El segundo friso, de mejor calidad artística que el primero (salvo la figura de Dea Roma, afectada por la división entre dos placas), se refiere a algo ocurrido muchos años después, quizá el doble triunfo sobre catos y dacios (89 d. C.) y la ofrenda a Júpiter de la corona de laurel por la victoria sarmática a que se refiere Suetonio, Dom. VI: "De Chattis Dacisque post varia proelia duplicem triumphum egit, de Sarmatis laureara Capitolino lovi rettulit". En todo caso se trata de un segundo adventus, el de un Domiciano que por las circunstancias ya expresadas, hubo de sufrir la transformación de su rostro en el de su enemigo Nerva. El desfile se dirige aquí hacia una placa perdida, en la que pudiera haber estado, en su trono, como Roma en el relieve anterior, Júpiter Capitolino, hacia el cual se dirigía la Victoria portadora de la laúrea, que en la última de las placas del extremo izquierdo, aparece a medias, volando en aquella dirección. Si el coronado en el friso anterior era Vespasiano, aquí lo sería Júpiter en un acto de modestia del emperador. Marte y Minerva lo preceden y parecen darle ánimos para que siga su marcha sin reparo; Minerva hace incluso el expresivo gesto de echar hacia atrás el casco corintio para descubrir su rostro y que el emperador vea la mirada reconfortante de su protectora. Dea Roma, a su lado, va más lejos aún, empujándolo cortésmente hacia su glorioso destino. El Genius Senatus, que la sigue, es aquí portador de un cetro, rematado en un busto, seguramente el mismo que el emperador obligaba a poner en sus coronas a los sacerdotes de la Triada Capitolina, junto a los tres de Júpiter, Juno y Minerva: el suyo. Cierran la visión del desfile el Genius Populi Romani y los pretorianos de la escolta imperial. Una vez más, se prescinde de los magistrados, sacerdotes, familiares y amigos. El adventus se convierte en un anticipo de la apoteosis que espera al emperador. Aunque formalmente dependa del friso del Ara Pacis, mucho más que los relieves del Arco de Tito, ideológicamente se encuentra a cien años luz, los que separan un acto protocolario de una parodia del introito de Hércules al Olimpo.

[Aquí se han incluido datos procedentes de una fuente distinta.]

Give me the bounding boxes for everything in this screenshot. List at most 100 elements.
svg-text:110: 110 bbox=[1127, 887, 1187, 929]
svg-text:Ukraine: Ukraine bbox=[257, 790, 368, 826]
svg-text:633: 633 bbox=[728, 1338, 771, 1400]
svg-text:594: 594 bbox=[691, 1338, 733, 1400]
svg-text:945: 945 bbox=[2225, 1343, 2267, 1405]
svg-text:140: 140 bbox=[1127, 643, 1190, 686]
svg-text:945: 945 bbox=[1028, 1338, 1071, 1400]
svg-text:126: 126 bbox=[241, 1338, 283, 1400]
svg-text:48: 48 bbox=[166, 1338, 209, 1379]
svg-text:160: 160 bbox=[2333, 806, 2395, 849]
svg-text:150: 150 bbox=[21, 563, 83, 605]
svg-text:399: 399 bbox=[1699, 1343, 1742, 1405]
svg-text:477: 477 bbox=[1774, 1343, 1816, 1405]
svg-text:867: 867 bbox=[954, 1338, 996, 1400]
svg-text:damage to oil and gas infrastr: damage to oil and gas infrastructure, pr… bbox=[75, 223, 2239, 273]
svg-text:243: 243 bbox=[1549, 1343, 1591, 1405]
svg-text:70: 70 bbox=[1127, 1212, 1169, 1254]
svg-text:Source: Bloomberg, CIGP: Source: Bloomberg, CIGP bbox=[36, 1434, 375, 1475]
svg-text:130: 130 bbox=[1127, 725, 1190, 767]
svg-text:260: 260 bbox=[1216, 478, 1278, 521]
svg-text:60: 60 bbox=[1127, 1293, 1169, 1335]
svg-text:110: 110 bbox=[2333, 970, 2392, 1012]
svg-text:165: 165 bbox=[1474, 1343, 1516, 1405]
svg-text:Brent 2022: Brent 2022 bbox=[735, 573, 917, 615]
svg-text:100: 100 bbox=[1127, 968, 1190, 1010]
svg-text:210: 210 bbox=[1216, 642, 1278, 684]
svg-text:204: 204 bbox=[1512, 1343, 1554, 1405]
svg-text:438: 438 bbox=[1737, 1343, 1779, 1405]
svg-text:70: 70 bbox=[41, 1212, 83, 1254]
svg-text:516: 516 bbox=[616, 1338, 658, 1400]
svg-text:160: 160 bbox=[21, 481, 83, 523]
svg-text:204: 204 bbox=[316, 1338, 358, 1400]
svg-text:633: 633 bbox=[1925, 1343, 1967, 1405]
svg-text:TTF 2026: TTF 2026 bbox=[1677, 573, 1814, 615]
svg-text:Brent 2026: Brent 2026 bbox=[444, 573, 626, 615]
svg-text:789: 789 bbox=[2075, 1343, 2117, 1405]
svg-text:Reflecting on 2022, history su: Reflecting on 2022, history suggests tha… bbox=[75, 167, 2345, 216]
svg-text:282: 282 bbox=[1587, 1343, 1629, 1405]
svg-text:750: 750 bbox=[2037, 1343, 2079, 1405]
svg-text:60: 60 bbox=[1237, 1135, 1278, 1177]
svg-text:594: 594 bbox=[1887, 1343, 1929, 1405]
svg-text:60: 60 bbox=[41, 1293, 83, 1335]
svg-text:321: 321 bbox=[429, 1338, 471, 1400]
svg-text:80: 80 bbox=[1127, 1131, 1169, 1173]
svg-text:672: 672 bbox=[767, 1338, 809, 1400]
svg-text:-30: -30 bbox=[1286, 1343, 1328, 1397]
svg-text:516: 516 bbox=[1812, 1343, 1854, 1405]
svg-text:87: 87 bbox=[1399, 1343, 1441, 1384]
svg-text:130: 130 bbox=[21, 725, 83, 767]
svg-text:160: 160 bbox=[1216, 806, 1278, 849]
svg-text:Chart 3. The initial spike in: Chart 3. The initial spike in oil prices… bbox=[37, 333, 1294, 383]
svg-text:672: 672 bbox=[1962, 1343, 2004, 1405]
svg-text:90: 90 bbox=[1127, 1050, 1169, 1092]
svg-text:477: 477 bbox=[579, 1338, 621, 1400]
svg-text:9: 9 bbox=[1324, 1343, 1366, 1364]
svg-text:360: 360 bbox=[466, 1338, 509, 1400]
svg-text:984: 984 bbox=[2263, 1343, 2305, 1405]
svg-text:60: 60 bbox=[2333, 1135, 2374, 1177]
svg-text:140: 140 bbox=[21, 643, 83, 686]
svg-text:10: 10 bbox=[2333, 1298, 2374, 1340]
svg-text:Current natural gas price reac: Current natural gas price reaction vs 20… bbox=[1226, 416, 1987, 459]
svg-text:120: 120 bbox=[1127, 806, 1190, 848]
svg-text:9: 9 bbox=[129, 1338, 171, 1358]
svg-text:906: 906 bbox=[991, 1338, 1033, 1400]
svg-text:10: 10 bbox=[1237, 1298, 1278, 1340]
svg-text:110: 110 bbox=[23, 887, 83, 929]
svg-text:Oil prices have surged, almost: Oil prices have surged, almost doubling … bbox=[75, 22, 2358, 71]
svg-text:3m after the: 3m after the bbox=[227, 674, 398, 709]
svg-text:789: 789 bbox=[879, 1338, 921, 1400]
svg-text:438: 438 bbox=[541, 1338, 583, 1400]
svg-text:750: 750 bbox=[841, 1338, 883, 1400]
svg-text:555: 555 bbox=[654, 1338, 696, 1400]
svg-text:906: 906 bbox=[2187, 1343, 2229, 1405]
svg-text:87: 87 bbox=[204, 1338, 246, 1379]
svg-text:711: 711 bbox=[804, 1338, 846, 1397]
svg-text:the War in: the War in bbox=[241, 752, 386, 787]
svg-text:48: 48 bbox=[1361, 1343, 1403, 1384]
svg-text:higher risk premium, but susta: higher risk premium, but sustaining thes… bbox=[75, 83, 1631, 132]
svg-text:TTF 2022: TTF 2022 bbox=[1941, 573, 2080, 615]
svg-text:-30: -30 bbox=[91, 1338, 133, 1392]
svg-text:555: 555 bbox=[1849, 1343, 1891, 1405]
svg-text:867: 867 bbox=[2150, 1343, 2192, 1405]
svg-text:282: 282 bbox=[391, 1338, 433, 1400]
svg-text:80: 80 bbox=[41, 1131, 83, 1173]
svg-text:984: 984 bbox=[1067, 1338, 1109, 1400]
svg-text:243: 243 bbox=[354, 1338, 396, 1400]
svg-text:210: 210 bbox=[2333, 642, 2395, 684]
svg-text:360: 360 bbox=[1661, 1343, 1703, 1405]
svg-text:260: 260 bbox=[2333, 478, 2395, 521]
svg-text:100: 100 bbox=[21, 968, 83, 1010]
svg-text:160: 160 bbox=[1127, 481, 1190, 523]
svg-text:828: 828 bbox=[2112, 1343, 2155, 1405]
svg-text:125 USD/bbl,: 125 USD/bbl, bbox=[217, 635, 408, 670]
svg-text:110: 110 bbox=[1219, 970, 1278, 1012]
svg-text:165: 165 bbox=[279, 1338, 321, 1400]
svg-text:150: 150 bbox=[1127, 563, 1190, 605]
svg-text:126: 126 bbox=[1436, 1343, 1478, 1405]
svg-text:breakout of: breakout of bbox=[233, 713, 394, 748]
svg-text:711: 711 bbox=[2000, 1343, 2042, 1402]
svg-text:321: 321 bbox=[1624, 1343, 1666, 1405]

Merece la pena cotejar el relieve con una obra contemporánea de otra naturaleza: el epigrama CI del libro IX de Marcial. Domiciano acaba de dedicar a Hércules, en la Vía Apia, un templo en el que la estatua de culto tiene el semblante del emperador (simili venerandus in Hercule Caesar). Este Hércules es el Alcida minor, cuyos trabajos enumera el poeta como mero aperitivo del plato fuerte de los del Hércules de Roma, residente en unos palacios que él ha depurado de los malos espíritus de anteriores reinados (adseruit possessa malis Palatia regnis). Este es el verdadero Alcida maior, que tres veces arrancó los pérfidos cuernos al toro del Danubio sarmático y otras tantas refrescó a su caballo sudoroso en la nieve de los getas (cornua Sarmatici ter perfida contudit Histri, / sudantem Getica ter nive lavit equum... ).

Domiciano reinó dieciséis años (181-197) ¿Cómo es posible que en un lapso de tiempo tan breve y en dos encargos oficiales se produjesen los relieves monumentales del Arco de Tito y los de la Cancillería? En los dos alternan los dioses con los personajes históricos y alegóricos -la gran novedad iconográfica del momento- pero los estilos son totalmente distintos. Las figuras de la Cancillería están adheridas al fondo y lo ocupan con rigurosa uniformidad. Sus cabezas están situadas al mismo nivel (isocefalia), no una más arriba y otras más abajo; sus tipos son de una esbeltez exagerada, que no se volverá a repetir en el arte romano imperial. El ilusionismo y el aire atmosférico que llenan los relieves de Tito se han disipado aquí, y lo mismo el espacio que se abría sobre las cabezas. En el Arco se revela un artista genial, innovador; en la Cancillería un portavoz de la ideología oficial de Domiciano y un estudioso del relieve aúlico de los Julio-Claudios. El futuro estaba más con él que con el autor de los relieves de Tito.